Hi i'm a maths undergrad currently writing an essay on Universal algebra for my second year project.

I'm primarily using "A Course in Universal Algebra" by Burris and Sankappanavar. I can't seem to understand the proof of lemma 11.8 from chapter 2. The lemma essentially covers the $\Leftarrow$ part of the proof of Birkhoff's theorem (which is stated right below the lemma).

I'm struggling to understand why a second infinite set of variables Y is introduced, as the set X of variables is already infinite.
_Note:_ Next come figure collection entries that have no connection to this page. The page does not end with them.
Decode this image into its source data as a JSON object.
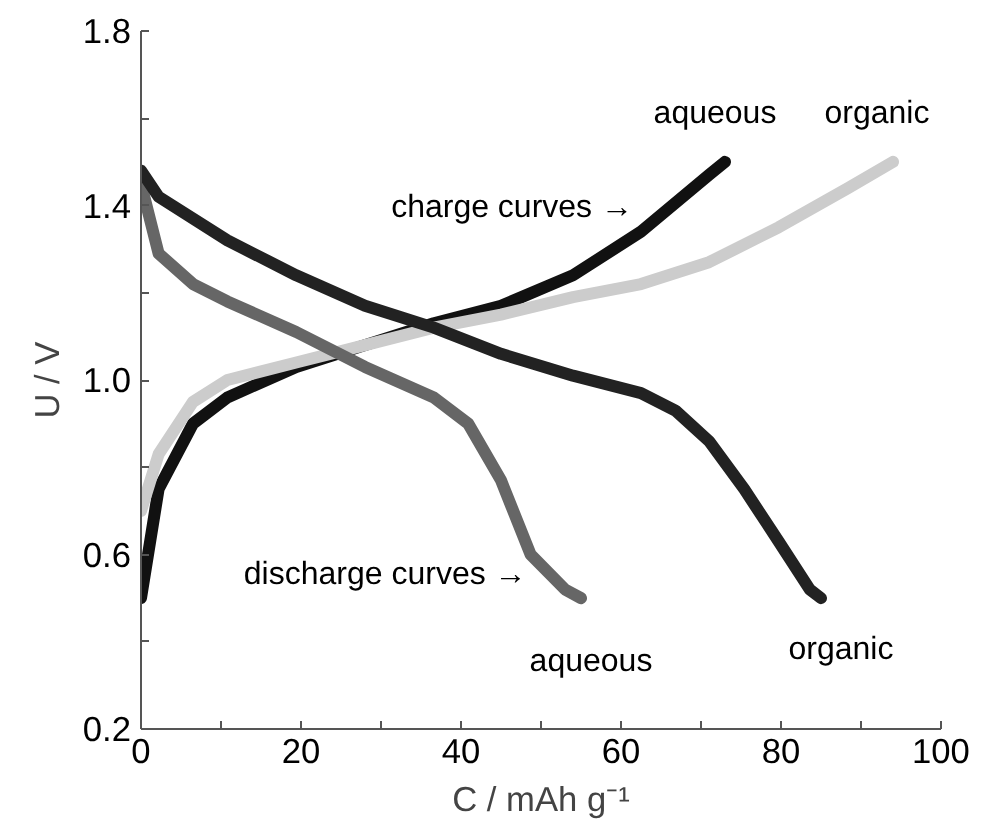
{
  "chart_data": {
    "type": "line",
    "xlabel": "C / mAh g⁻¹",
    "ylabel": "U / V",
    "xlim": [
      0,
      100
    ],
    "ylim": [
      0.2,
      1.8
    ],
    "xticks": [
      0,
      {
        "value": 10,
        "label": null
      },
      20,
      {
        "value": 30,
        "label": null
      },
      40,
      {
        "value": 50,
        "label": null
      },
      60,
      {
        "value": 70,
        "label": null
      },
      80,
      {
        "value": 90,
        "label": null
      },
      100
    ],
    "yticks": [
      {
        "value": 0.2,
        "label": "0.2"
      },
      {
        "value": 0.4,
        "label": null
      },
      {
        "value": 0.6,
        "label": "0.6"
      },
      {
        "value": 0.8,
        "label": null
      },
      {
        "value": 1.0,
        "label": "1.0"
      },
      {
        "value": 1.2,
        "label": null
      },
      {
        "value": 1.4,
        "label": "1.4"
      },
      {
        "value": 1.6,
        "label": null
      },
      {
        "value": 1.8,
        "label": "1.8"
      }
    ],
    "grid": false,
    "marker": "none",
    "line_style": "solid",
    "series": [
      {
        "color": "#111111",
        "x": [
          0,
          2.2,
          6.5,
          10.8,
          19.4,
          28,
          36.6,
          45,
          54,
          62.5,
          71,
          73
        ],
        "values": [
          0.5,
          0.75,
          0.9,
          0.96,
          1.03,
          1.08,
          1.13,
          1.17,
          1.24,
          1.34,
          1.47,
          1.5
        ]
      },
      {
        "color": "#cccccc",
        "x": [
          0,
          2.2,
          6.5,
          10.8,
          19.4,
          28,
          36.6,
          45,
          54,
          62.5,
          71,
          79.7,
          88.4,
          94
        ],
        "values": [
          0.7,
          0.83,
          0.95,
          1.0,
          1.04,
          1.08,
          1.12,
          1.15,
          1.19,
          1.22,
          1.27,
          1.35,
          1.44,
          1.5
        ]
      },
      {
        "color": "#666666",
        "x": [
          0,
          2.2,
          6.5,
          10.8,
          19.4,
          28,
          36.6,
          40.9,
          45,
          48.7,
          53,
          55
        ],
        "values": [
          1.45,
          1.29,
          1.22,
          1.18,
          1.11,
          1.03,
          0.96,
          0.9,
          0.77,
          0.6,
          0.52,
          0.5
        ]
      },
      {
        "color": "#222222",
        "x": [
          0,
          2.2,
          10.8,
          19.4,
          28,
          36.6,
          45,
          54,
          62.5,
          66.8,
          71,
          75.4,
          79.7,
          83.6,
          85
        ],
        "values": [
          1.48,
          1.42,
          1.32,
          1.24,
          1.17,
          1.12,
          1.06,
          1.01,
          0.97,
          0.93,
          0.86,
          0.75,
          0.63,
          0.52,
          0.5
        ]
      }
    ],
    "annotations": [
      {
        "text": "aqueous",
        "x": 73,
        "y": 1.5
      },
      {
        "text": "organic",
        "x": 94,
        "y": 1.5
      },
      {
        "text": "charge curves →",
        "x": 62.5,
        "y": 1.34
      },
      {
        "text": "discharge curves →",
        "x": 48.7,
        "y": 0.6
      },
      {
        "text": "aqueous",
        "x": 55,
        "y": 0.5
      },
      {
        "text": "organic",
        "x": 85,
        "y": 0.5
      }
    ]
  }
}
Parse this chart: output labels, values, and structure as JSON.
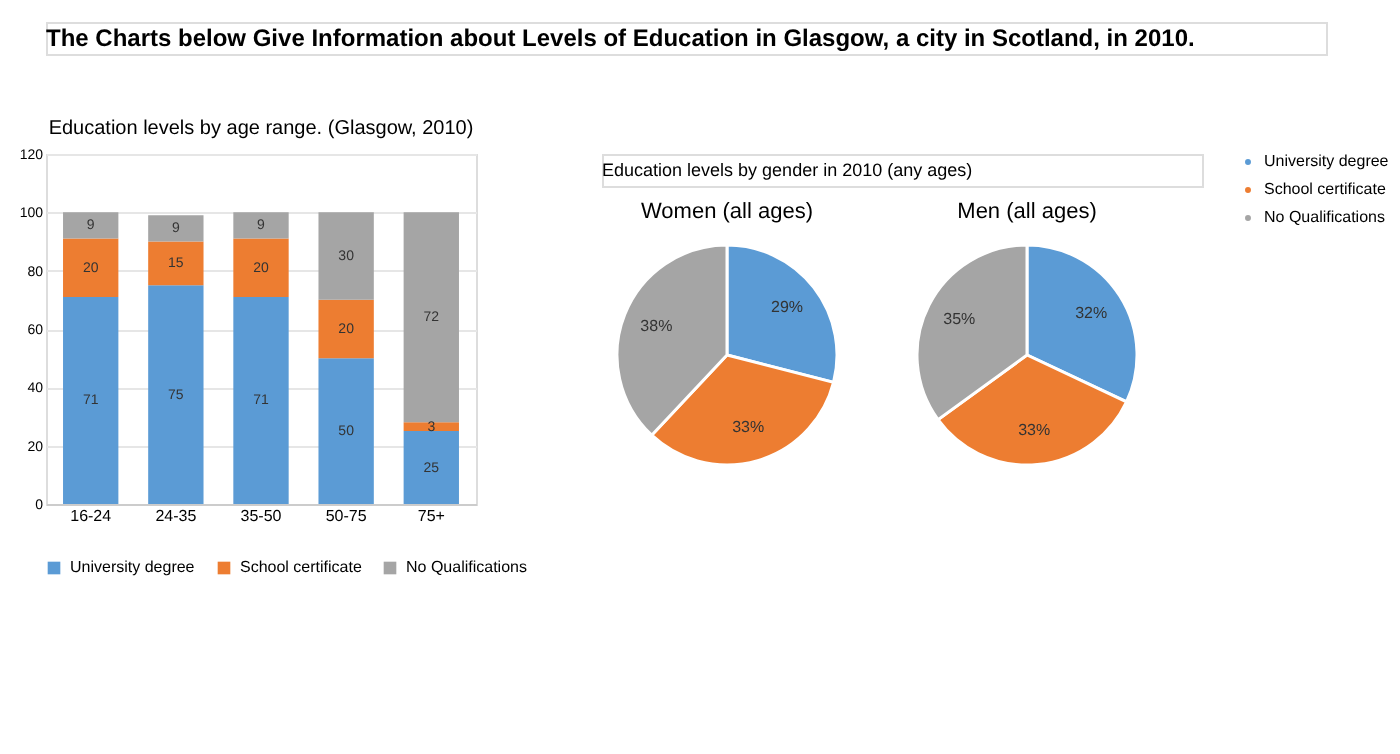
{
  "chart_data": [
    {
      "type": "bar",
      "title": "Education levels by age range. (Glasgow, 2010)",
      "annotations": [
        "The Charts below Give Information about Levels of Education in Glasgow, a city in Scotland, in 2010."
      ],
      "categories": [
        "16-24",
        "24-35",
        "35-50",
        "50-75",
        "75+"
      ],
      "stacked": true,
      "series": [
        {
          "name": "University degree",
          "color": "#5b9bd5",
          "values": [
            71,
            75,
            71,
            50,
            25
          ]
        },
        {
          "name": "School certificate",
          "color": "#ed7d31",
          "values": [
            20,
            15,
            20,
            20,
            3
          ]
        },
        {
          "name": "No Qualifications",
          "color": "#a5a5a5",
          "values": [
            9,
            9,
            9,
            30,
            72
          ]
        }
      ],
      "ylim": [
        0,
        120
      ],
      "yticks": [
        0,
        20,
        40,
        60,
        80,
        100,
        120
      ],
      "grid": "y",
      "legend": "bottom",
      "data_labels": true
    },
    {
      "type": "pie",
      "title": "Women (all ages)",
      "annotations": [
        "Education levels by gender in 2010 (any ages)"
      ],
      "categories": [
        "University degree",
        "School certificate",
        "No Qualifications"
      ],
      "values": [
        29,
        33,
        38
      ],
      "value_labels": [
        "29%",
        "33%",
        "38%"
      ],
      "colors": [
        "#5b9bd5",
        "#ed7d31",
        "#a5a5a5"
      ],
      "legend": "right"
    },
    {
      "type": "pie",
      "title": "Men (all ages)",
      "categories": [
        null,
        null,
        null
      ],
      "values": [
        32,
        33,
        35
      ],
      "value_labels": [
        "32%",
        "33%",
        "35%"
      ],
      "colors": [
        "#5b9bd5",
        "#ed7d31",
        "#a5a5a5"
      ]
    }
  ]
}
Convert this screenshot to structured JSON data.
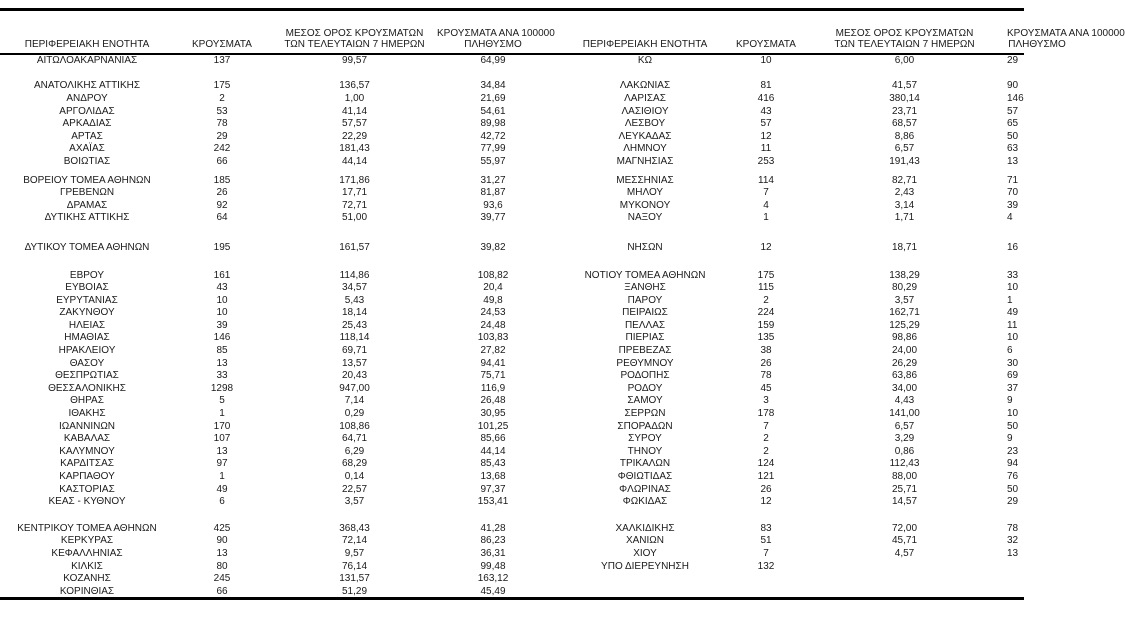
{
  "tables": [
    {
      "id": "left",
      "headers": [
        {
          "lines": [
            "ΠΕΡΙΦΕΡΕΙΑΚΗ ΕΝΟΤΗΤΑ"
          ]
        },
        {
          "lines": [
            "ΚΡΟΥΣΜΑΤΑ"
          ]
        },
        {
          "lines": [
            "ΜΕΣΟΣ ΟΡΟΣ ΚΡΟΥΣΜΑΤΩΝ",
            "ΤΩΝ ΤΕΛΕΥΤΑΙΩΝ 7 ΗΜΕΡΩΝ"
          ]
        },
        {
          "lines": [
            "ΚΡΟΥΣΜΑΤΑ ΑΝΑ 100000",
            "ΠΛΗΘΥΣΜΟ"
          ]
        }
      ],
      "sections": [
        [
          [
            "ΑΙΤΩΛΟΑΚΑΡΝΑΝΙΑΣ",
            "137",
            "99,57",
            "64,99"
          ]
        ],
        [
          [
            "ΑΝΑΤΟΛΙΚΗΣ ΑΤΤΙΚΗΣ",
            "175",
            "136,57",
            "34,84"
          ],
          [
            "ΑΝΔΡΟΥ",
            "2",
            "1,00",
            "21,69"
          ],
          [
            "ΑΡΓΟΛΙΔΑΣ",
            "53",
            "41,14",
            "54,61"
          ],
          [
            "ΑΡΚΑΔΙΑΣ",
            "78",
            "57,57",
            "89,98"
          ],
          [
            "ΑΡΤΑΣ",
            "29",
            "22,29",
            "42,72"
          ],
          [
            "ΑΧΑΪΑΣ",
            "242",
            "181,43",
            "77,99"
          ],
          [
            "ΒΟΙΩΤΙΑΣ",
            "66",
            "44,14",
            "55,97"
          ]
        ],
        [
          [
            "ΒΟΡΕΙΟΥ ΤΟΜΕΑ ΑΘΗΝΩΝ",
            "185",
            "171,86",
            "31,27"
          ],
          [
            "ΓΡΕΒΕΝΩΝ",
            "26",
            "17,71",
            "81,87"
          ],
          [
            "ΔΡΑΜΑΣ",
            "92",
            "72,71",
            "93,6"
          ],
          [
            "ΔΥΤΙΚΗΣ ΑΤΤΙΚΗΣ",
            "64",
            "51,00",
            "39,77"
          ]
        ],
        [
          [
            "ΔΥΤΙΚΟΥ ΤΟΜΕΑ ΑΘΗΝΩΝ",
            "195",
            "161,57",
            "39,82"
          ]
        ],
        [
          [
            "ΕΒΡΟΥ",
            "161",
            "114,86",
            "108,82"
          ],
          [
            "ΕΥΒΟΙΑΣ",
            "43",
            "34,57",
            "20,4"
          ],
          [
            "ΕΥΡΥΤΑΝΙΑΣ",
            "10",
            "5,43",
            "49,8"
          ],
          [
            "ΖΑΚΥΝΘΟΥ",
            "10",
            "18,14",
            "24,53"
          ],
          [
            "ΗΛΕΙΑΣ",
            "39",
            "25,43",
            "24,48"
          ],
          [
            "ΗΜΑΘΙΑΣ",
            "146",
            "118,14",
            "103,83"
          ],
          [
            "ΗΡΑΚΛΕΙΟΥ",
            "85",
            "69,71",
            "27,82"
          ],
          [
            "ΘΑΣΟΥ",
            "13",
            "13,57",
            "94,41"
          ],
          [
            "ΘΕΣΠΡΩΤΙΑΣ",
            "33",
            "20,43",
            "75,71"
          ],
          [
            "ΘΕΣΣΑΛΟΝΙΚΗΣ",
            "1298",
            "947,00",
            "116,9"
          ],
          [
            "ΘΗΡΑΣ",
            "5",
            "7,14",
            "26,48"
          ],
          [
            "ΙΘΑΚΗΣ",
            "1",
            "0,29",
            "30,95"
          ],
          [
            "ΙΩΑΝΝΙΝΩΝ",
            "170",
            "108,86",
            "101,25"
          ],
          [
            "ΚΑΒΑΛΑΣ",
            "107",
            "64,71",
            "85,66"
          ],
          [
            "ΚΑΛΥΜΝΟΥ",
            "13",
            "6,29",
            "44,14"
          ],
          [
            "ΚΑΡΔΙΤΣΑΣ",
            "97",
            "68,29",
            "85,43"
          ],
          [
            "ΚΑΡΠΑΘΟΥ",
            "1",
            "0,14",
            "13,68"
          ],
          [
            "ΚΑΣΤΟΡΙΑΣ",
            "49",
            "22,57",
            "97,37"
          ],
          [
            "ΚΕΑΣ - ΚΥΘΝΟΥ",
            "6",
            "3,57",
            "153,41"
          ]
        ],
        [
          [
            "ΚΕΝΤΡΙΚΟΥ ΤΟΜΕΑ ΑΘΗΝΩΝ",
            "425",
            "368,43",
            "41,28"
          ],
          [
            "ΚΕΡΚΥΡΑΣ",
            "90",
            "72,14",
            "86,23"
          ],
          [
            "ΚΕΦΑΛΛΗΝΙΑΣ",
            "13",
            "9,57",
            "36,31"
          ],
          [
            "ΚΙΛΚΙΣ",
            "80",
            "76,14",
            "99,48"
          ],
          [
            "ΚΟΖΑΝΗΣ",
            "245",
            "131,57",
            "163,12"
          ],
          [
            "ΚΟΡΙΝΘΙΑΣ",
            "66",
            "51,29",
            "45,49"
          ]
        ]
      ]
    },
    {
      "id": "right",
      "headers": [
        {
          "lines": [
            "ΠΕΡΙΦΕΡΕΙΑΚΗ ΕΝΟΤΗΤΑ"
          ]
        },
        {
          "lines": [
            "ΚΡΟΥΣΜΑΤΑ"
          ]
        },
        {
          "lines": [
            "ΜΕΣΟΣ ΟΡΟΣ ΚΡΟΥΣΜΑΤΩΝ",
            "ΤΩΝ ΤΕΛΕΥΤΑΙΩΝ 7 ΗΜΕΡΩΝ"
          ]
        },
        {
          "lines": [
            "ΚΡΟΥΣΜΑΤΑ ΑΝΑ 100000",
            "ΠΛΗΘΥΣΜΟ"
          ]
        }
      ],
      "sections": [
        [
          [
            "ΚΩ",
            "10",
            "6,00",
            "29"
          ]
        ],
        [
          [
            "ΛΑΚΩΝΙΑΣ",
            "81",
            "41,57",
            "90"
          ],
          [
            "ΛΑΡΙΣΑΣ",
            "416",
            "380,14",
            "146"
          ],
          [
            "ΛΑΣΙΘΙΟΥ",
            "43",
            "23,71",
            "57"
          ],
          [
            "ΛΕΣΒΟΥ",
            "57",
            "68,57",
            "65"
          ],
          [
            "ΛΕΥΚΑΔΑΣ",
            "12",
            "8,86",
            "50"
          ],
          [
            "ΛΗΜΝΟΥ",
            "11",
            "6,57",
            "63"
          ],
          [
            "ΜΑΓΝΗΣΙΑΣ",
            "253",
            "191,43",
            "13"
          ]
        ],
        [
          [
            "ΜΕΣΣΗΝΙΑΣ",
            "114",
            "82,71",
            "71"
          ],
          [
            "ΜΗΛΟΥ",
            "7",
            "2,43",
            "70"
          ],
          [
            "ΜΥΚΟΝΟΥ",
            "4",
            "3,14",
            "39"
          ],
          [
            "ΝΑΞΟΥ",
            "1",
            "1,71",
            "4"
          ]
        ],
        [
          [
            "ΝΗΣΩΝ",
            "12",
            "18,71",
            "16"
          ]
        ],
        [
          [
            "ΝΟΤΙΟΥ ΤΟΜΕΑ ΑΘΗΝΩΝ",
            "175",
            "138,29",
            "33"
          ],
          [
            "ΞΑΝΘΗΣ",
            "115",
            "80,29",
            "10"
          ],
          [
            "ΠΑΡΟΥ",
            "2",
            "3,57",
            "1"
          ],
          [
            "ΠΕΙΡΑΙΩΣ",
            "224",
            "162,71",
            "49"
          ],
          [
            "ΠΕΛΛΑΣ",
            "159",
            "125,29",
            "11"
          ],
          [
            "ΠΙΕΡΙΑΣ",
            "135",
            "98,86",
            "10"
          ],
          [
            "ΠΡΕΒΕΖΑΣ",
            "38",
            "24,00",
            "6"
          ],
          [
            "ΡΕΘΥΜΝΟΥ",
            "26",
            "26,29",
            "30"
          ],
          [
            "ΡΟΔΟΠΗΣ",
            "78",
            "63,86",
            "69"
          ],
          [
            "ΡΟΔΟΥ",
            "45",
            "34,00",
            "37"
          ],
          [
            "ΣΑΜΟΥ",
            "3",
            "4,43",
            "9"
          ],
          [
            "ΣΕΡΡΩΝ",
            "178",
            "141,00",
            "10"
          ],
          [
            "ΣΠΟΡΑΔΩΝ",
            "7",
            "6,57",
            "50"
          ],
          [
            "ΣΥΡΟΥ",
            "2",
            "3,29",
            "9"
          ],
          [
            "ΤΗΝΟΥ",
            "2",
            "0,86",
            "23"
          ],
          [
            "ΤΡΙΚΑΛΩΝ",
            "124",
            "112,43",
            "94"
          ],
          [
            "ΦΘΙΩΤΙΔΑΣ",
            "121",
            "88,00",
            "76"
          ],
          [
            "ΦΛΩΡΙΝΑΣ",
            "26",
            "25,71",
            "50"
          ],
          [
            "ΦΩΚΙΔΑΣ",
            "12",
            "14,57",
            "29"
          ]
        ],
        [
          [
            "ΧΑΛΚΙΔΙΚΗΣ",
            "83",
            "72,00",
            "78"
          ],
          [
            "ΧΑΝΙΩΝ",
            "51",
            "45,71",
            "32"
          ],
          [
            "ΧΙΟΥ",
            "7",
            "4,57",
            "13"
          ],
          [
            "ΥΠΟ ΔΙΕΡΕΥΝΗΣΗ",
            "132",
            "",
            ""
          ]
        ]
      ]
    }
  ]
}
If it is because we need an infinite set of variables where we can choose any cardinality so that it is always larger or equal to the algebra A, as per the requirements of 10.11. Then why do we need an infinite set X?

Thank you.

Lemma 11.8 If V is a variety and X is an infinite set of variables, then $V=M(Id_V(X) )$

Proof: Let $$V′ = M(IdV (X))$$. Clearly $V′$ is a variety by 11.3, $V′ ⊇ V$, and
$$Id_V ′(X) = Id_V (X)$$ So by 11.4,
$$\mathbf{F}_V ′(\overline{X}) = \mathbf{F}_V(\overline{X})$$ Now given any infinite set of variables Y, we have by 11.6
$$Id_{V′}(Y) = Id_{\mathbf{F}_{V′(X)}}(\overline{Y}) = Id_{\mathbf{F}_{V(X)}} (\overline{Y}) = Id_V(Y).$$ Thus again by 11.4, $$θ_{V′}(Y) = θ_{V}(Y)$$ hence $$\mathbf{F}_{V′}(\overline{Y}) = \mathbf{F}_{V}(\overline{Y})$$ Now for $\mathbf{A}∈ V'$ we have (by 10.11), for suitable infinite Y, $$\mathbf{A} ∈ H(\mathbf{F}_{V′}(\overline{Y}));$$ hence $$\mathbf{A} ∈ H(\mathbf{F}_V(\overline{Y}))$$ so $A ∈ V$ ; hence $V′ ⊆ V$, and thus $V′ = V$.

Answer 1

The reason is just to apply Corollary 10.11.
Notice that $X$ could perhaps not be large enough.

Corollary 10.11 tell us that

If $K$ is a class of algebras of type $\mathscr F$ and $\mathbf A \in K$, then for sufficiently large $X$, $\mathbf A \in H(\mathbf F_K(\overline{X}))$.

The proof starts with "let $|X|\geq |A|$..." and proceeds to prove that that is enough.
So in this case (in the proof of Lemma 11.8), you need $|Y|\geq |A|$, and it could be that $|X| < |A|$ (there's always such an algebra in any non-trivial variety—if $\mathbf B$ is a non-trivial algebra, then $\mathbf A=\mathbf B^X$ will be such an algebra), so that 10.11 wouldn't apply.